Scottish Labour’s head of campaigns, Neil Findlay MSP, said: “During his time as foreign secretary, Boris Johnson was an occasional disgrace and a permanent embarrassment. It looks like this was another occasion when Mr Johnson disgraced both his former office and the Tory government.”
He added: “This was simply a misuse of £20,000 of taxpayers’ money in a bid to save his embarrassment from going back on a promise he made to the people of London as mayor. It would be futile of me to ask the former foreign secretary to do the decent thing and apologise as we have learned from his disgusting remarks about Muslim women he does not have the decency to do such a thing.”
In the lead-up to the Heathrow vote, there was speculation on what position Johnson would take but it later emerged he was given permission to leave the UK for the vote, on which Tory MPs faced a strict three-line whip to back the plans.

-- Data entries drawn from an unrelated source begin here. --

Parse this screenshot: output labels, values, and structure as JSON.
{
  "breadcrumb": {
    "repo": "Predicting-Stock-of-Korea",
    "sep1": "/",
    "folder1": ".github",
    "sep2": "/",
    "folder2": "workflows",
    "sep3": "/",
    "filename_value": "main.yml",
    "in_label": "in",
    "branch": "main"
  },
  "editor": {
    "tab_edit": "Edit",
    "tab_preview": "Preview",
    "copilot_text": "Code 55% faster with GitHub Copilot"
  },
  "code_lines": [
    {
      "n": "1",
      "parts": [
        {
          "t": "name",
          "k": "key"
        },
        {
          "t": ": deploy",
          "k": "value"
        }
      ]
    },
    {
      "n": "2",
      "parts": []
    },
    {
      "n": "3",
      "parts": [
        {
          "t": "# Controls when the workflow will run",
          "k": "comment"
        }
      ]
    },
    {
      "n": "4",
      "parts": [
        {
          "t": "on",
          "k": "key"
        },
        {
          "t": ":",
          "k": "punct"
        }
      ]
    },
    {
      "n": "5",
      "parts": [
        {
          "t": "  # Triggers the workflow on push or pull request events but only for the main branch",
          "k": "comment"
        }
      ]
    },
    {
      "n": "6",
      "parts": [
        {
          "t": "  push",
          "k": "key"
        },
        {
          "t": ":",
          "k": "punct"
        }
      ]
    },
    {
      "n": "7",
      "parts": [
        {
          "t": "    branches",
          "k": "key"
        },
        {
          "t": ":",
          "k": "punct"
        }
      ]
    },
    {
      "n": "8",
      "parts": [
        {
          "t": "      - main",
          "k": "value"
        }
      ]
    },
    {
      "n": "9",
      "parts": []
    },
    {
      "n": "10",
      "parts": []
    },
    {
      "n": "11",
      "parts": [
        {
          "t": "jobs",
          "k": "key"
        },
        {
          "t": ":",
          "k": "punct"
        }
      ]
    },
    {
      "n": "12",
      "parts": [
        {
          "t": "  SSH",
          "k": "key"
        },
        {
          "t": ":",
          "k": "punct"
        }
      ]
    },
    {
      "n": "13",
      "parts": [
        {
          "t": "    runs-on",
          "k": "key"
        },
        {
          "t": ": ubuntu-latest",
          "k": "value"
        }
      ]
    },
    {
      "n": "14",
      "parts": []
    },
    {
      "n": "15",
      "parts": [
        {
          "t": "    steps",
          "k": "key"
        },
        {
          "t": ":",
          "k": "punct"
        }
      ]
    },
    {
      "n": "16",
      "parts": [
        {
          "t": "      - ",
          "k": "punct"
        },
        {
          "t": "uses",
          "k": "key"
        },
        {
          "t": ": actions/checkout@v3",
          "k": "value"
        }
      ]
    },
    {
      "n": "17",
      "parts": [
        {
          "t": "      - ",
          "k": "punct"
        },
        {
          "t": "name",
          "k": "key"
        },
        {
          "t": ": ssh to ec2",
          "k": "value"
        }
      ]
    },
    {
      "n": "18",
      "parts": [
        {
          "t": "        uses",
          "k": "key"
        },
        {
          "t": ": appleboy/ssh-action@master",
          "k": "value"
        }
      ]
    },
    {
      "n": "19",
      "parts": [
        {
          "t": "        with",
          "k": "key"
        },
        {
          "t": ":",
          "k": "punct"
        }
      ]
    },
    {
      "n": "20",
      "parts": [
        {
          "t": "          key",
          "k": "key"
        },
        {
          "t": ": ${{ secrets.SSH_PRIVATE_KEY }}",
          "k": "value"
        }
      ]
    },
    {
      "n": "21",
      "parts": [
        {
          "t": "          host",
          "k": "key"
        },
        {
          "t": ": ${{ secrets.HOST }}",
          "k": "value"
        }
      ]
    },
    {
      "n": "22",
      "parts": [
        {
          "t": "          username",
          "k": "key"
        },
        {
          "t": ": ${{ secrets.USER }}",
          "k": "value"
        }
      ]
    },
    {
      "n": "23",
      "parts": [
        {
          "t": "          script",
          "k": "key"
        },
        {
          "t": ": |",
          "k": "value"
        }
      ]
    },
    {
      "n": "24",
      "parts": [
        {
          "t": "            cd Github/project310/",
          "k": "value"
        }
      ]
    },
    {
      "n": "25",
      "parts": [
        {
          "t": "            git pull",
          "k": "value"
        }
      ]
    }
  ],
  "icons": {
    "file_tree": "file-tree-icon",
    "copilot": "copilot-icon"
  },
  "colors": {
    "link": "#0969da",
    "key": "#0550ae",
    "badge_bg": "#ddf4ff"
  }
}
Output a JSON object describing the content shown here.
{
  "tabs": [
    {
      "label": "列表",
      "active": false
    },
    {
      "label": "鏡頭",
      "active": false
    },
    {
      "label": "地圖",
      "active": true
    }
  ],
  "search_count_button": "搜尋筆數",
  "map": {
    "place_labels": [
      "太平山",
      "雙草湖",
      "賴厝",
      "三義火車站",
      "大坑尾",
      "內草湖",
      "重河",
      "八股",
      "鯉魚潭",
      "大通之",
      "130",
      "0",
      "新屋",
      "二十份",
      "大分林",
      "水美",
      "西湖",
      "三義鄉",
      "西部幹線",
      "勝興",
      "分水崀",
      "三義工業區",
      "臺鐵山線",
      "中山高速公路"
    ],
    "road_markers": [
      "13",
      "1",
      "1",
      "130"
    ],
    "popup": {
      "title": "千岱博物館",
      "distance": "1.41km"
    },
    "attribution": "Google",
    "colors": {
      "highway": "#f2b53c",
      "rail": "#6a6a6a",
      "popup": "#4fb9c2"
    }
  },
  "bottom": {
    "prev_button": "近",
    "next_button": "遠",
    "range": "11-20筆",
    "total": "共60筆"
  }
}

Questions were asked of Johnson’s whereabouts but the government refused to say where the foreign secretary was. It only emerged he was in Afghanistan after the Afghan government tweeted images of Johnson and its deputy foreign minister, Hekmat Karzai, in Kabul.
— Ministry of Foreign Affairs of Afghanistan (MFA) (@mfa_afghanistan) June 25, 2018
International trade minister Greg Hands stood down the week before so he could vote against the runway, despite also reportedly offered the chance to go overseas on official business and miss the vote.
People who called for Johnson’s resignation over the issue included prominent Tory backbencher, Sarah Wollaston, who said he should have resigned “on a point of principle”.
She told BBC Radio 4’s Westminster Hour: “Just being conveniently out of the country I’m afraid won’t wash.”
Former Tory cabinet minister, Justine Greening, also condemned Johnson for missing the vote, as did Labour leader, Jeremy Corbyn MP, who said: “I would have thought, if nothing else, as a constituency MP he would want to be in the Commons because, after all, his constituency is very, very near to Heathrow, and he has in the past made very strong statements against Heathrow, and, indeed, once he promised to lie down in front of a bulldozer on it.”
Johnson has not responded to a request to comment. The House of Commons backed a third runway at Heathrow.